Recently, we’ve been experiencing issues with one of our MongoDB instances that do not occur in others where we have similar tasks.

In all cases, we have a PSA (Primary - Secondary - Arbiter) architecture, running MongoDB 6.0.

We have common administrative tasks, such as backups, where we use fsyncLock, and other operations where the read node is temporarily shut down (for about 5-10 minutes).

During this period, flow control kicks in and starts delaying write requests—queries that usually take 50ms begin taking at least 700ms, and in some cases, exceed 210,000ms.

We understand how flow control works, but in our case, it doesn’t seem to make sense since everything is fine in the network, and the node is simply down.

In our tests, the impact of flow control is quite evident. Disabling flow control for routine tasks seems like a viable option for us, but we could face other situations, such as a cloud failure or other incidents where a read node becomes unavailable. This would cause a total failure of that read node, which is not a problem for us, but it would degrade writes on the primary, which does become a concern.

We would like to hear more opinions—does it make sense to disable flow control, or is there a safer option we are unaware of? Adding more read replicas does not solve the flow control issue.

Flow control is a protection mechanism, so disabling a safeguard seems risky to us.

We appreciate your support.

IMHO, instead of completely disabling flow control, I’d first try tuning it (flowControlTargetLagSeconds or flowControlThresholdLagPercentage) and see if that balances things out. Completely turning it off is a bit of a risky approach, but might work for your use case if you can tolerate the risks… i.e. If your secondary does fall behind significantly for unexpected reasons (e.g., network issues, cloud provider hiccups), writes on the primary could continue at full speed, and if the secondary can’t catch up, it could drop out of sync.

Hello Michael, thanks for your response!

Your answer seems very good to me.
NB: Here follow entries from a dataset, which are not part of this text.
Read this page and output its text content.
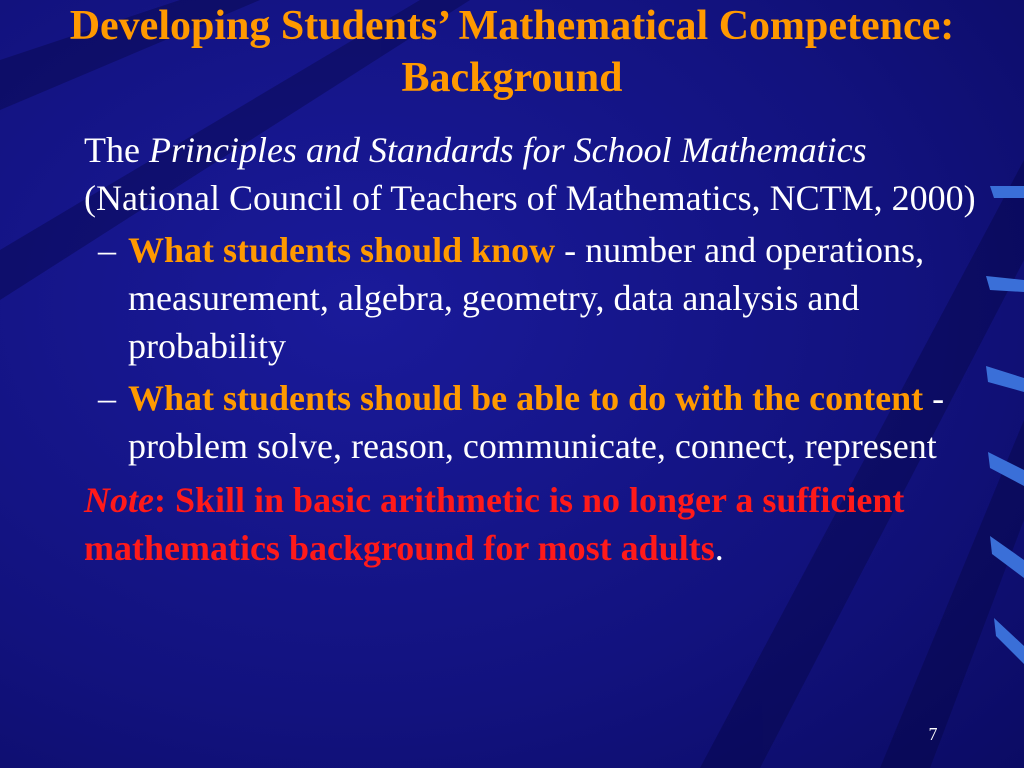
Developing Students’ Mathematical Competence: Background

The Principles and Standards for School Mathematics (National Council of Teachers of Mathematics, NCTM, 2000)

– What students should know - number and operations, measurement, algebra, geometry, data analysis and probability

– What students should be able to do with the content - problem solve, reason, communicate, connect, represent

Note: Skill in basic arithmetic is no longer a sufficient mathematics background for most adults.

7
At the moment, we don’t have any replication or network lag, so that part is fine.

However, I ran a test today, and from what I understand, Flow Control acts based on writeMajorityCount: rs.status().writeMajorityCount

In a PSA architecture, the writeMajorityCount would be 2, and since one of the nodes is down, Flow Control inevitably kicks in.

So, based on my test, if our architecture were PSS (Primary - Secondary - Secondary), even with one node offline, Flow Control would not act, correct?

And in the case of a PSA architecture, we would need two more read replicas:

  • Primary
  • Secondary
  • Arbiter
  • Secondary
  • Secondary

So the writeMajorityCount would be 3, preventing Flow Control from activating when one node is down, correct?